The evaluation site must comply with the criteria in the Skill Standards.
If an evaluation site is being used for the first time, develop a relationship with the site supervisor. Make contact by phone and, if possible, visit the site prior to the session.
There can be no compromise with regard to safety.
Confirm that any machine used by a Candidate for evaluation is in working order and equipped with any relevant guards or safety devices, dust collection, sufficient lighting, safe footing and clear working access.
It is expected educators and supervisors in industry will be working in a site suitable for evaluation.
Safety – when to STOP an Evaluation
It goes without saying that SAFETY is always a consideration in any manufacturing process. Woodworking , by its very nature, can be hazardous to the woodworker and to others in the vicinity. So, when is an operation unsafe to the point of terminating the evaluation?
A rule of thumb that might be applied to all woodworking operations is this:
If a given operation requires PERFECT execution to avoid mishap, then it is NOT SAFE.
A safe working situation is one that allows for imperfection in execution. It provides protection and/or an escape plan.
Safety should first be addressed by the Candidate in the Pre-Op period. He/she should make sure that the appropriate guarding is in place and that any other required tools or equipment are at hand. The Accredited Skill Evaluator shall confirm the Candidate has done so and is ready to begin, without prejudice or approbation.

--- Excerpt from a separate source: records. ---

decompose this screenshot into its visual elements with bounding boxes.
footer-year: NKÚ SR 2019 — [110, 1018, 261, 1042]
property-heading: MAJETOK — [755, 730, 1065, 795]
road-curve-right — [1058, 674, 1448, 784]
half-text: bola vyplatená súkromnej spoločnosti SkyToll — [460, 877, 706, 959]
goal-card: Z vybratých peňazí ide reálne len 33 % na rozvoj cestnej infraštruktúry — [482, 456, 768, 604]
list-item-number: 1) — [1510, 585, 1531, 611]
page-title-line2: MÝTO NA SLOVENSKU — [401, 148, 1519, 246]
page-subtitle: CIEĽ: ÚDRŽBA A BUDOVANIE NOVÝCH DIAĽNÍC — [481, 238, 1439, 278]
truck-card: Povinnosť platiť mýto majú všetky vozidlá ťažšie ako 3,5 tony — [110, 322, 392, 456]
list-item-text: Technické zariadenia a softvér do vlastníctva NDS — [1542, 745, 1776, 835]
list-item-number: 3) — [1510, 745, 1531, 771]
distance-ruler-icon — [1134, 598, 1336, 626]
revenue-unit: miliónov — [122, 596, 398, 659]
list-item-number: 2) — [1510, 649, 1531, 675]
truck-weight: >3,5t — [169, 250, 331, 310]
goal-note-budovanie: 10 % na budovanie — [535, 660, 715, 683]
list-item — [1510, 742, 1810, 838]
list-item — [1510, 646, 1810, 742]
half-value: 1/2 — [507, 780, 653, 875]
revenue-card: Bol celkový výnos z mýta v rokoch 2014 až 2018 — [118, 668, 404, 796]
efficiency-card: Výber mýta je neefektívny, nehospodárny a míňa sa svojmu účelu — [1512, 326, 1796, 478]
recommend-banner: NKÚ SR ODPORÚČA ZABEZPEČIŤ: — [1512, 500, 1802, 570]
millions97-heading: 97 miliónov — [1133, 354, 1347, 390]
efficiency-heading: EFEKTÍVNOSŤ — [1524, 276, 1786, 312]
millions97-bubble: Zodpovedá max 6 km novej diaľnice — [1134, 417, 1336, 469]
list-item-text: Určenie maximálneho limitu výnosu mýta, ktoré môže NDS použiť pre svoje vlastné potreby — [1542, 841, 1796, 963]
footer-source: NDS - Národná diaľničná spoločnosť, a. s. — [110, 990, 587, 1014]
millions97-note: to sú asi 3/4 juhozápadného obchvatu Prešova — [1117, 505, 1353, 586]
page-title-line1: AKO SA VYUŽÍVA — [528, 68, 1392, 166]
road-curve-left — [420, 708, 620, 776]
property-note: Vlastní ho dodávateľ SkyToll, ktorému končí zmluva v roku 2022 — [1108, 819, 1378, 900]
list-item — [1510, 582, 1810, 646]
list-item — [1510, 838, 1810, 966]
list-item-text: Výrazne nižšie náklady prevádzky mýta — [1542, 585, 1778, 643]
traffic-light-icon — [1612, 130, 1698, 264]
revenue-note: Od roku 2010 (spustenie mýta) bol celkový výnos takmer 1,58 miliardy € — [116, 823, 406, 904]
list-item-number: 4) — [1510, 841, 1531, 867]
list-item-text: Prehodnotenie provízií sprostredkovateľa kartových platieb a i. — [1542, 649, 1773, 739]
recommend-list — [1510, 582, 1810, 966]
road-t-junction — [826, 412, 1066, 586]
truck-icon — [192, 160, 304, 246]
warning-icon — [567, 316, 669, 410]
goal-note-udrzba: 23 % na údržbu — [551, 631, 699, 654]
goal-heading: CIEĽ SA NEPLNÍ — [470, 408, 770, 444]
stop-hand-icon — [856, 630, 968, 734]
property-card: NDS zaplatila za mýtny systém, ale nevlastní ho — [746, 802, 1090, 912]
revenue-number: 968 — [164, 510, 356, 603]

Personal Protective Equipment
Safety glasses must be worn at all times.
Face masks, shop aprons or other protective clothing can be used. Restrictive or loose clothing or accessories which may, in the opinion of the Accredited Skill Evaluator, pose a threat to safe execution of the operation shall be modified and/or removed prior to the evaluation.
A machine or tool may have a factory-supplied guard, which can be used.
If the standard guard cannot be used, an alternate method of guarding the process must be employed.
If an operation absolutely cannot be done with a physical guard, then the operator must utilize process procedures that “guard” the hands and body through position and technique.
Jigs and Fixtures
By holding the work piece or guiding the tool, jigs and fixtures make the process safer. Hands can be kept away from the cutting tool.
Auxiliary fences, hold-downs, stops and other devices can help control the work piece.
Push sticks and push blocks can be used to keep hands away from the cutting tool.
When to Stop
During the operation, if the Evaluator observes that the Candidate is attempting to complete the operation in a manner that could be deemed unsafe, the Evaluation should be stopped. Incorrect body position, placing the hands in imminent danger from the cutting tool, not using appropriate guarding, restrictive or loose clothing, etc. are all possible reasons. You must be the judge.